The recurrent current is followed by aggravations at cancellation of glucocorticoids and tsitostatik or decrease in their dose, at an intercurrent infection, a medicinal allergy, cooling. Emergence of new organ defeats worsens the forecast.
Quickly progressing current is observed at severe damage of kidneys with malignant arterial hypertension. The forecast of a nodular periarteritis is defined by vascular complications.
Acute, or fulminant, forms with life expectancy of 5-12 months are observed rather seldom. Damage of kidneys with development of a chronic renal failure, heavy arterial hypertension, cerebral frustration, heart failure, perforation of ulcers and fibrinferments of mezenterialny arteries are a cause of death.
Reasons of the Nodular periarteritis:
The etiology is finally not found out. The virus nature of a disease, in particular, a hepatitis B virus role (in blood of patients HBsAg and antibodies to it as a part of the CEC are found) is discussed.
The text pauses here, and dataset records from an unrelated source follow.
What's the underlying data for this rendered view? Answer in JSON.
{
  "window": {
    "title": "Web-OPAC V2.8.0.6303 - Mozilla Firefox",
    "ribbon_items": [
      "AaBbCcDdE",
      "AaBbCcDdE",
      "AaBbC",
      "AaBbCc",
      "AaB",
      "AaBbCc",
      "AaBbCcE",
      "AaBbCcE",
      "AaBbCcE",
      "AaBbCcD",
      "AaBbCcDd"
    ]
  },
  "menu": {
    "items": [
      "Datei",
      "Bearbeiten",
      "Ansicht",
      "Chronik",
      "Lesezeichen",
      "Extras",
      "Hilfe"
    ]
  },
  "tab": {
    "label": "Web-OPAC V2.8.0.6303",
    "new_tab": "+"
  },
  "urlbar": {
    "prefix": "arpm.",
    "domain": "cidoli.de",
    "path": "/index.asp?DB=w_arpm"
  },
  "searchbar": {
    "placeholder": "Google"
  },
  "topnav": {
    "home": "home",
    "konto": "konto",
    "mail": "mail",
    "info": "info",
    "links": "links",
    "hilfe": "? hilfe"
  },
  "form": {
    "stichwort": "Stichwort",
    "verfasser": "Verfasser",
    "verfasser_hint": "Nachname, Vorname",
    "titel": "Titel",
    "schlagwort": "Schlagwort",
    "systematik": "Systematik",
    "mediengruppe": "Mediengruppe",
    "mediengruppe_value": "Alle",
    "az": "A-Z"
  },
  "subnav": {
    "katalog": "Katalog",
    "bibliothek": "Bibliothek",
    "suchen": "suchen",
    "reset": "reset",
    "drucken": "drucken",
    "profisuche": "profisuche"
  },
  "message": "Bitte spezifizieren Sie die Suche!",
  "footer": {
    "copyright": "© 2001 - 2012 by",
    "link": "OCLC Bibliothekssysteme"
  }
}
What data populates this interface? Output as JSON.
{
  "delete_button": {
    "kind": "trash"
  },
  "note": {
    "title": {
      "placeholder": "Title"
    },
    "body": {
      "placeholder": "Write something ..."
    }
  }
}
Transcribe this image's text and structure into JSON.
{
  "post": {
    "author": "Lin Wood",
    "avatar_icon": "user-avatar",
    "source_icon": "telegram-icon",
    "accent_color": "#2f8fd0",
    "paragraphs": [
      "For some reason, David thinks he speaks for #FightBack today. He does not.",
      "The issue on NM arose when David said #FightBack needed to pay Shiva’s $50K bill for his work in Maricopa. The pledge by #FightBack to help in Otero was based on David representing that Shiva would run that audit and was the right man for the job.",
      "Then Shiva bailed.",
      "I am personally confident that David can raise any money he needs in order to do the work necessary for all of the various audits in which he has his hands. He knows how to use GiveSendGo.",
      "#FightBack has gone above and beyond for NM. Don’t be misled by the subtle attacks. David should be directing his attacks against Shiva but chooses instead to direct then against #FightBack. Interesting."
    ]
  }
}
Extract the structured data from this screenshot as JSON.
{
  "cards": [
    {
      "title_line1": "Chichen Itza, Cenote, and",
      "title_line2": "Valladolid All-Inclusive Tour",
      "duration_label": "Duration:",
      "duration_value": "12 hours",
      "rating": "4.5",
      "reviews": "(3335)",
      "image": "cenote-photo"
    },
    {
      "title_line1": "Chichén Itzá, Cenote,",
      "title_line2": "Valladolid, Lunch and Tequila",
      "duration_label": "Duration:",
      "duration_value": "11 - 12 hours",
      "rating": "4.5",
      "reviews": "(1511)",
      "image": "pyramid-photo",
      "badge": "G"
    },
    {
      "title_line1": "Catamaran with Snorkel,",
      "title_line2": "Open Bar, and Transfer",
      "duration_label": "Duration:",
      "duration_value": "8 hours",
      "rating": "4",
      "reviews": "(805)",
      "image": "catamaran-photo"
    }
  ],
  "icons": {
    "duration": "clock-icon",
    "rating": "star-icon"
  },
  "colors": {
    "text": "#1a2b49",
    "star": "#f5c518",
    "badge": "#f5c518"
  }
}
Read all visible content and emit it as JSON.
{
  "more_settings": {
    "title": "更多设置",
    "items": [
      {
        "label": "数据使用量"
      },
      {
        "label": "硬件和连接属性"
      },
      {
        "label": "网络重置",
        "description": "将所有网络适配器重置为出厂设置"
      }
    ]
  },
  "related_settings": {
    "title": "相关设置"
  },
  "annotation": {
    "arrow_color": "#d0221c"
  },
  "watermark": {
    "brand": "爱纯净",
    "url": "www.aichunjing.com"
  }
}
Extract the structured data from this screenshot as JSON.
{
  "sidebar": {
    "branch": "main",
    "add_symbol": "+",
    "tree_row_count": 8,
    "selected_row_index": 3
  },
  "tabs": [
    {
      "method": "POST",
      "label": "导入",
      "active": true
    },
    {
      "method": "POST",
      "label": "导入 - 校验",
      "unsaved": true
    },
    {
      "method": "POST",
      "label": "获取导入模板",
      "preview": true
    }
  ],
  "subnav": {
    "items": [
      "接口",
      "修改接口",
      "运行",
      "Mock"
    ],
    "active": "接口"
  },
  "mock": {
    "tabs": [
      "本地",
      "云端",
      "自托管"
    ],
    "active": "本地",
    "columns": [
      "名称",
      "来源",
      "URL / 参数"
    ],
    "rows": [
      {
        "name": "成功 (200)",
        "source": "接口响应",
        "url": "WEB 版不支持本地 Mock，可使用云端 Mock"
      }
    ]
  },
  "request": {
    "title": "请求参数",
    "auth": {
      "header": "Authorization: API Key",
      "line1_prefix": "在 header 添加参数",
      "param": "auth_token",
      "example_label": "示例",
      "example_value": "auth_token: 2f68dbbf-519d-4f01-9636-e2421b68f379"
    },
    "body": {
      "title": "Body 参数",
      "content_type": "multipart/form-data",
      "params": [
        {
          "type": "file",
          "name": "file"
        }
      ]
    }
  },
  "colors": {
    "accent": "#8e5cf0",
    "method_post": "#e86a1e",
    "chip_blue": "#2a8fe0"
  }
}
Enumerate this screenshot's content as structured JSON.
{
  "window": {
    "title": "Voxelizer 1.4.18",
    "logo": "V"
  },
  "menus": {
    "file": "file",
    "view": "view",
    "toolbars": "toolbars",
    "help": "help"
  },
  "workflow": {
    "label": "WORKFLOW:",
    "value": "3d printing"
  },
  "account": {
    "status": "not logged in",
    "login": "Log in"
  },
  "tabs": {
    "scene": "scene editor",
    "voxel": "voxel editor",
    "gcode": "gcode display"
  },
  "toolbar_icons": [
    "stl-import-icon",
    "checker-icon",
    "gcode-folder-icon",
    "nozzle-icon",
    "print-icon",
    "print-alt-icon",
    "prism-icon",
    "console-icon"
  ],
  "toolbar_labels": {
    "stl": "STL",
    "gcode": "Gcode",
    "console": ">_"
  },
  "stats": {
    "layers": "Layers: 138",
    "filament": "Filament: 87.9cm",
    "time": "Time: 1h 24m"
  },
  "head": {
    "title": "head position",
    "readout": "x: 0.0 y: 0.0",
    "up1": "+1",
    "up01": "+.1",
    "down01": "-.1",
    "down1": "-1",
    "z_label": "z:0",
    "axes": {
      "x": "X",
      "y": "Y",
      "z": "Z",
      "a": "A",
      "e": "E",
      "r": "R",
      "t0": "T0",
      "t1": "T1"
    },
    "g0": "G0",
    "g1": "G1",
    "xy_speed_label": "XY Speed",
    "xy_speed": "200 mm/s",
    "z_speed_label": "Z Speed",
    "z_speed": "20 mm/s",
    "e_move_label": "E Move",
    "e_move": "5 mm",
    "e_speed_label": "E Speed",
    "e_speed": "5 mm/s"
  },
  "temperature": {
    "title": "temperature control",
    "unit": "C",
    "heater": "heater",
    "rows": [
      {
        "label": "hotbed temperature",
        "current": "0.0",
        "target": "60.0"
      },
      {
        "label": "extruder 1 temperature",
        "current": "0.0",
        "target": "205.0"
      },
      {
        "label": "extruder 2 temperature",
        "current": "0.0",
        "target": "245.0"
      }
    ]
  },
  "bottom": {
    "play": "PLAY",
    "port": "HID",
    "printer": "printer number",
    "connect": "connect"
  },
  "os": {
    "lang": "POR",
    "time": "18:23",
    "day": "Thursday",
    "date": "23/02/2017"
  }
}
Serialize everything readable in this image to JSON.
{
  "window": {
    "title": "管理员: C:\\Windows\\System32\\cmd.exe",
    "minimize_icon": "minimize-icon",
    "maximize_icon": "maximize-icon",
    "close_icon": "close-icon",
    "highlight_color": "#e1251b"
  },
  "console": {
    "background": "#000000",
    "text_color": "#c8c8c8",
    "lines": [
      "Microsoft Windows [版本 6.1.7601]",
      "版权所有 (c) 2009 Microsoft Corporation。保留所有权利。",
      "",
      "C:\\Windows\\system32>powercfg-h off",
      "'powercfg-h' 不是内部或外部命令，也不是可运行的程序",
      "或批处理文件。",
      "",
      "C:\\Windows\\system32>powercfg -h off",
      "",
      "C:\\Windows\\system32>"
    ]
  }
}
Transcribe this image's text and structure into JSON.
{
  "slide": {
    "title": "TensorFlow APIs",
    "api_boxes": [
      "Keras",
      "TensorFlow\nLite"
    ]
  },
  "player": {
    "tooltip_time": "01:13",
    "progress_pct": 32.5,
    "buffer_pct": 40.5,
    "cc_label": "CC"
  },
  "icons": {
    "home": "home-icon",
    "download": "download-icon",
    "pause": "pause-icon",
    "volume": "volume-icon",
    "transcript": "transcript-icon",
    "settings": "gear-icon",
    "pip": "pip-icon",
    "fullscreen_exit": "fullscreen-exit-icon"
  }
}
The contributing factors - the postponed infections, intoxications, introduction of vaccines, serums, drug intake, overcooling, insolation.
The pathogeny comes down to giperergichesky reaction of an organism in response to etiological factors, autoimmune reaction antigen antibody (including to a vascular wall), to formation of cell-bound immune complexes, their adjournment in a vascular wall and to development in it an immune inflammation.
Cell-bound immune complexes activate a complement owing to what there is a direct damage of vessels and formation of hemotaksichesky substances which attract neutrophils in the defeat center.
They englobe cell-bound immune complexes, at the same time in a large number lizosomalny proteolytic enzymes which damage structures of a vascular wall are emitted. Development of pathological processes in a vascular wall is promoted as well that circumstance that endothelial cells have receptors for a Fc-fragment of IgG and the first fraction of a complement Clq that considerably facilitates interaction of cell-bound immune complexes with a vascular wall. The important pathogenetic point is also ability of neutrophils to stick to an endothelium and to allocate the activated oxygen radicals aggravating damage of a vessel in the presence of a complement. Besides, allocation by an endothelium of the factors promoting a blood coagulation and a thrombogenesis in the inflamed vessel amplifies.
Treatment of the Nodular periarteritis:
Treatment of a nodular periarteritis comes down to purpose of powerful antiinflammatory therapy; as a rule, use hormonal drugs on the basis of corticosteroids.